Security

Can cppm do this type of auth?
Example: user John will log to a router with his user name and a password wich is made of his AD password and mfa token with a coma in between (adpwd,mfatoken).
Cppm will send adpwd via Ldap to AD and mfatoken to duo security cloud.

No, well, I think it might be possible but not without a little help from a couple of Duo applications.

This guide will get you going: https://duo.com/docs/syncing_users_from_active_directory

You wouldn't need to add the mfatoken to the username.
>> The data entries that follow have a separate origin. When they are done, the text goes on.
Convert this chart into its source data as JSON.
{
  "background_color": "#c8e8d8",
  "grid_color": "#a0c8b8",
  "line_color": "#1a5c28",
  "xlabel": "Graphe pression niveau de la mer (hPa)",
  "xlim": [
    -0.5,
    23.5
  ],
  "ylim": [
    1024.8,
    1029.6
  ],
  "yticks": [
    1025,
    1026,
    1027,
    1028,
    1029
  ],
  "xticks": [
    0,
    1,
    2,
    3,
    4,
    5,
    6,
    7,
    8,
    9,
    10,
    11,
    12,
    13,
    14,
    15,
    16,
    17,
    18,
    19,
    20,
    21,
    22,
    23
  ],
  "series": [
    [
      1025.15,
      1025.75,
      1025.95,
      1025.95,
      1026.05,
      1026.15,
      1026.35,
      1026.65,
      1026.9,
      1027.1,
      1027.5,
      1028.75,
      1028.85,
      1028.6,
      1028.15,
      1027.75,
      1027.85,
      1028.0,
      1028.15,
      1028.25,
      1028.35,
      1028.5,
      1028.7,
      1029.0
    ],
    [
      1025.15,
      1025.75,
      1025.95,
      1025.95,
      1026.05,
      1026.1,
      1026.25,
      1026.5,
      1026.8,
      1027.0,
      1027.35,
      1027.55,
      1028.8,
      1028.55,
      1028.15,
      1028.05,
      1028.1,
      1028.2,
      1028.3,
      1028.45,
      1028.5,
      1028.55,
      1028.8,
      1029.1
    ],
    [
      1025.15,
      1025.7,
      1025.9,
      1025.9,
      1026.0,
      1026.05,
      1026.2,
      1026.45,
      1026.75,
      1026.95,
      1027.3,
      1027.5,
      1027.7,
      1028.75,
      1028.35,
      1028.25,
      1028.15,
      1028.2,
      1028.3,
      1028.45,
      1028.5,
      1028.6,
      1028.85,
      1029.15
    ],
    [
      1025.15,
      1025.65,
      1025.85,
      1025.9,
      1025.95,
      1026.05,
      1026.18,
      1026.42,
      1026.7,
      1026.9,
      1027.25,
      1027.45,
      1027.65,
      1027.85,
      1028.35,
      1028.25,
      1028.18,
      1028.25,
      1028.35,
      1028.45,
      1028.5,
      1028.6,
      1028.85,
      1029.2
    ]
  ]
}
The (very basic) flow would be:

User authenticates on switch/router
TACACS or RADIUS request is sent CPPM
CPPM sends request to Duo Authentication Proxy
Duo Authentication Proxy sends request to Duo
Duo sends MFA request to users MFA device (smartphone I assume)
User accepts MFA request & gains access to switch/router

Thanx for the reply James, yeah i know that using DUO proxy i can do it, even with the token as the proxy will strip it and send one part to the AD and another to the cloud. What i wanted to kwow is if the CPPM could do the work of the proxy so we wouldn´t need another machine in the solution (the DUO proxy). PS - i have seen some docs for using DUO directly from CPPM but only for Guest access...

Yes, the native Duo hooks are for web based workflows.

Yes, the native Duo hooks are for web based workflows.